Talks aimed at unlocking desperately needed rescue funds – €7.2bn (£5.3bn) from the last bailout has been held up as both sides haggle over reforms – have been beset by problems since the far-left Syriza leader Alexis Tsipras assumed power in January.
The EC said Greece’s economic recovery had been hit by the political tumult that had plagued the country in the four months since the previous government was forced to call snap polls.
“In the light of the persistent uncertainty, a downward revision has been unavoidable,” said the EU’s monetary affairs commissioner, Pierre Moscovici.
The outlook, though bleak, was based on the assumption that a cash-for-reform deal would be agreed by June when Athens’ current bailout programme ends.

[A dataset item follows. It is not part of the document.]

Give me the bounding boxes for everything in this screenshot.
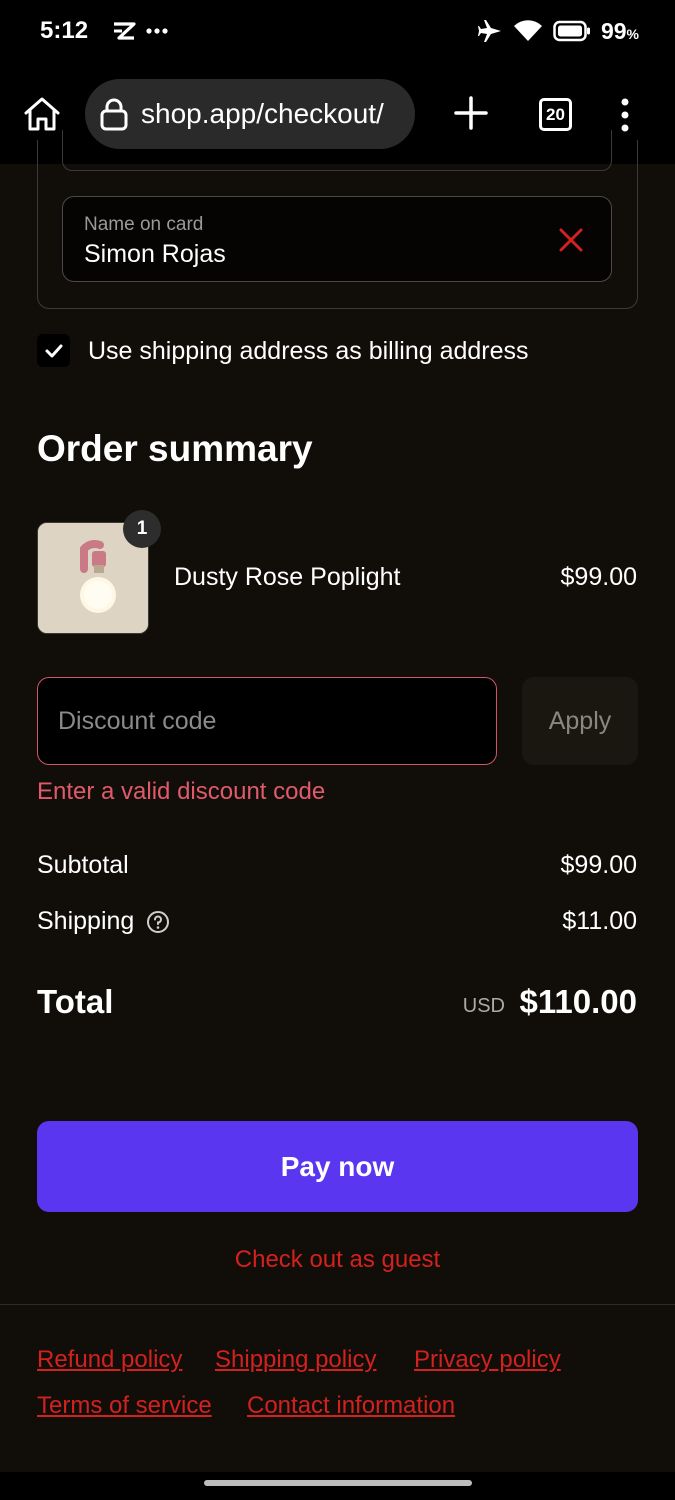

In the event of agreement not being reached, the economy could collapse, with Greece defaulting on its loan obligations and likely exiting the 19-member Eurozone.
The lower growth projection is expected to affect all aspects of the economy, aggravating unemployment – at 25%, the highest in the EU – and enlarging the nation’s debt load, which is already the equivalent of 180% of GDP.
The IMF and the EU differ over Greece’s primary debt surplus which has also taken a downward turn. The Washington-based body estimates that Greece will post a primary surplus of 1.5% in 2015, while the EC has predicted 2.1%.
Tsipras’s leftist-led administration, while acutely aware that the majority of Greeks wish to remain part of the Eurozone, insists that it does not have a mandate to enforce measures that would worsen living standards and Greece’s economic woes.
Kouroumblis said that, like many in the government, he had become increasingly disillusioned with the way Europe was governed. “I was always, from the time of my youth, a great believer in Europe and what it could achieve. But now I have become extremely disappointed. The way it is going it has very little prospect.”